Unexpected Skills Gaps and Recruiting Trends in the Health and Life Sciences Industry

by Thomas Zembacher in — June 2019
What set of capacities (networks, reputation), capabilities (potentials, skills, and human capital), and what mindsets will employees in Austria need in the future? Surprising results emerged in the Talentor Future lab.

Digitalisation, liquid work, new professions, and ever-faster cycles demand new solutions from HR and CEOs. Demands specific to each region will challenge that region’s workers. What mega-trends will influence developments in Austria? More importantly: how will organisations face the demands presented by these developments?

Health Life Science Recruiting

A New Problem-Solving Methodology

Together with the FASresearch Institute, Talentor Austria organised a Future Lab with 17 experts for a co-creation workshop. The two-step “Situation Room” process helped participants identify the biggest trends and weight them by importance and preparedness. After isolating the trends with high importance and low preparedness, the experts used an “analytic network process” (ANP) to compare the needed skills with the skillset of the existing workforce.

The Key Success Factor

The immense cost pressure in the healthcare industry has resulted in efficiency and savings programs as well as mergers and acquisitions. The importance of transforming ever-increasing amounts of data and information into useable concepts is increasing. Technology and social media are changing the ways that researchers, patients, and funders communicate and collaborate. Digital talents – and the ability of organisations to attract and keep them – are a key success factor.

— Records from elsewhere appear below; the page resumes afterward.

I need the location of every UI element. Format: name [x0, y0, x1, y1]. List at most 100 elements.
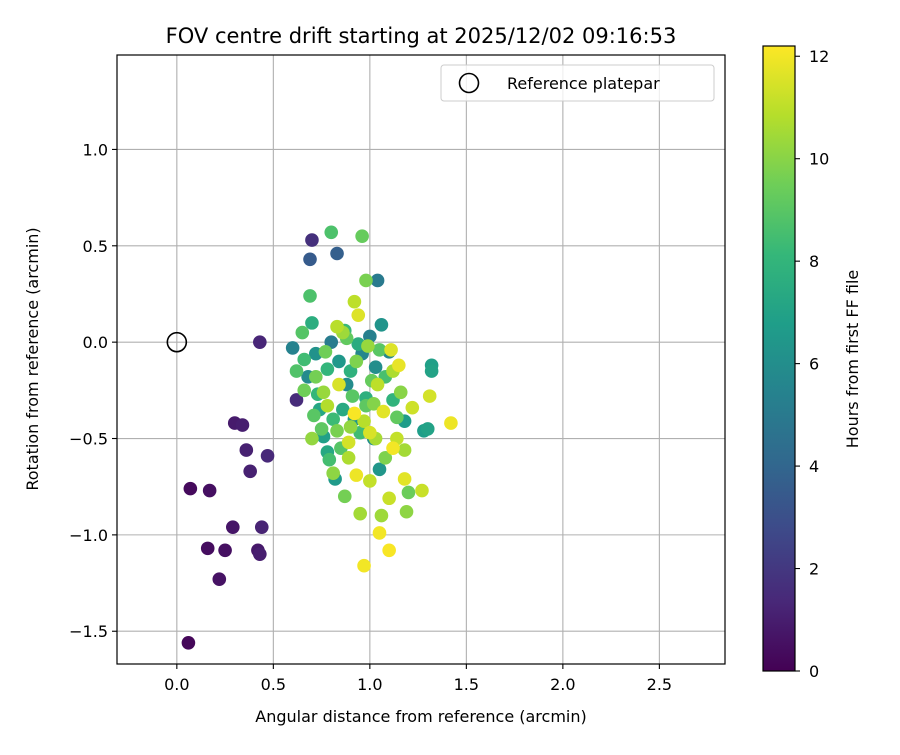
- x-tick-label: 0.0: [164, 675, 189, 694]
- data-point: [349, 468, 364, 482]
- data-point: [181, 636, 196, 650]
- y-axis-label: Rotation from reference (arcmin): [23, 227, 42, 490]
- data-point: [357, 558, 371, 573]
- y-tick-label: −1.0: [69, 526, 108, 545]
- data-point: [303, 252, 317, 267]
- x-axis-label: Angular distance from reference (arcmin): [255, 707, 586, 726]
- data-point: [253, 547, 267, 561]
- y-tick-label: 0.5: [83, 237, 108, 256]
- data-point: [320, 362, 335, 376]
- data-point: [374, 508, 389, 523]
- data-point: [322, 452, 337, 467]
- data-point: [305, 316, 319, 330]
- data-point: [243, 464, 257, 479]
- data-point: [370, 377, 385, 392]
- legend-label: Reference platepar: [507, 74, 660, 93]
- colorbar-tick-label: 0: [809, 662, 819, 681]
- data-point: [345, 389, 360, 403]
- data-point: [420, 422, 435, 436]
- data-point: [392, 358, 406, 373]
- legend: Reference platepar: [440, 64, 715, 102]
- data-point: [347, 406, 362, 421]
- y-tick-label: −1.5: [69, 622, 108, 641]
- x-tick-label: 2.0: [550, 675, 575, 694]
- data-point: [226, 520, 240, 534]
- data-point: [337, 489, 352, 504]
- data-point: [347, 294, 362, 309]
- colorbar-tick-label: 6: [809, 355, 819, 374]
- data-point: [200, 541, 215, 556]
- data-point: [401, 485, 416, 500]
- data-point: [372, 462, 387, 477]
- data-point: [405, 400, 420, 415]
- data-point: [355, 229, 369, 243]
- data-point: [382, 543, 396, 558]
- legend-box: [440, 64, 715, 102]
- data-point: [253, 335, 267, 349]
- data-point: [393, 385, 408, 400]
- data-point: [303, 289, 317, 303]
- data-point: [295, 325, 310, 340]
- data-point: [424, 364, 439, 378]
- data-point: [330, 246, 344, 261]
- data-point: [332, 377, 346, 392]
- colorbar-tick-label: 2: [809, 560, 819, 579]
- data-point: [202, 483, 217, 498]
- data-point: [399, 504, 414, 519]
- plot-frame: [116, 54, 726, 665]
- data-point: [212, 572, 227, 587]
- data-point: [353, 506, 368, 521]
- data-point: [297, 383, 312, 398]
- x-tick-label: 2.5: [647, 675, 672, 694]
- data-point: [341, 435, 356, 450]
- data-point: [218, 543, 232, 558]
- plot-area: [117, 55, 725, 664]
- data-point: [239, 443, 254, 457]
- data-point: [382, 491, 396, 506]
- y-tick-label: 1.0: [83, 140, 108, 159]
- data-point: [309, 370, 323, 384]
- ticks-layer: 0.0 0.5 1.0 1.5 2.0 2.5 1.0 0.5 0.0 −0.5 −1.0 −1.5: [69, 140, 672, 694]
- data-point: [415, 483, 429, 498]
- colorbar-tick-label: 10: [809, 150, 829, 169]
- reference-platepar-marker: [166, 331, 188, 353]
- data-point: [397, 472, 412, 486]
- data-point: [397, 443, 412, 457]
- data-point: [307, 408, 321, 423]
- colorbar-tick-label: 12: [809, 47, 829, 66]
- data-point: [289, 364, 304, 378]
- data-point: [378, 450, 393, 465]
- data-point: [326, 412, 340, 427]
- data-point: [260, 449, 275, 463]
- data-point: [359, 273, 373, 288]
- data-point: [324, 225, 339, 240]
- colorbar: 0 2 4 6 8 10 12 Hours from first FF file: [762, 45, 862, 681]
- data-point: [314, 422, 329, 436]
- data-point: [361, 339, 375, 353]
- colorbar-tick-label: 8: [809, 252, 819, 271]
- colorbar-gradient: [762, 45, 796, 672]
- y-tick-label: −0.5: [69, 430, 108, 449]
- data-point: [357, 414, 371, 428]
- data-point: [384, 343, 398, 357]
- data-point: [254, 520, 269, 534]
- legend-marker: [458, 72, 480, 94]
- data-point: [363, 425, 377, 440]
- data-point: [363, 474, 377, 488]
- y-tick-label: 0.0: [83, 333, 108, 352]
- data-point: [372, 526, 387, 540]
- data-point: [372, 343, 387, 357]
- colorbar-label: Hours from first FF file: [843, 270, 862, 449]
- data-point: [374, 318, 389, 332]
- data-point: [343, 420, 358, 434]
- data-point: [330, 424, 344, 438]
- data-point: [235, 418, 250, 432]
- data-point: [370, 273, 385, 288]
- points-layer: [181, 225, 458, 650]
- data-point: [318, 344, 333, 359]
- data-point: [320, 398, 335, 413]
- data-point: [285, 341, 300, 355]
- data-point: [390, 410, 404, 425]
- data-point: [289, 393, 304, 407]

The critical trends involve complex changes to the healthcare industry on the one hand and digital talents on the other. Organisations need to invest in recruiting and talent development.

Thomas Zembacher, Managing Director of Talentor Austria

An Immense Skills Gap – But Not Where You’d Expect

The ability to deal with complexity, agility and flexibility, and a healthy amount of self-reflection are the most important skills for the future. Organisations need employees who reduce complexity in volatile situations and make decisions with their own limitations in mind.

After a decision has been made, the next step is getting colleagues and management on board. This task demands teamwork and coordination skills. The same applies to relationship management with external stakeholders and clients. Social skills, customer-orientation, and negotiating skills are becoming more important than ever before.

Curious problem-solvers are able to acquire concrete technical skills. A data scientist who lacks cognitive agility and social skills will be ineffective in a world characterised by cost pressures and unwelcome surprises.

The Strategy for Future-Readiness

The study shows that the pharmaceutical workers of the future ought to focus on second-tier skills like cognitive agility, self-reflection, emotional intelligence, personal resilience, and active listening. These are the skills that experts in the healthcare industry find lacking in the current workforce. New recruiting processes can close the gap.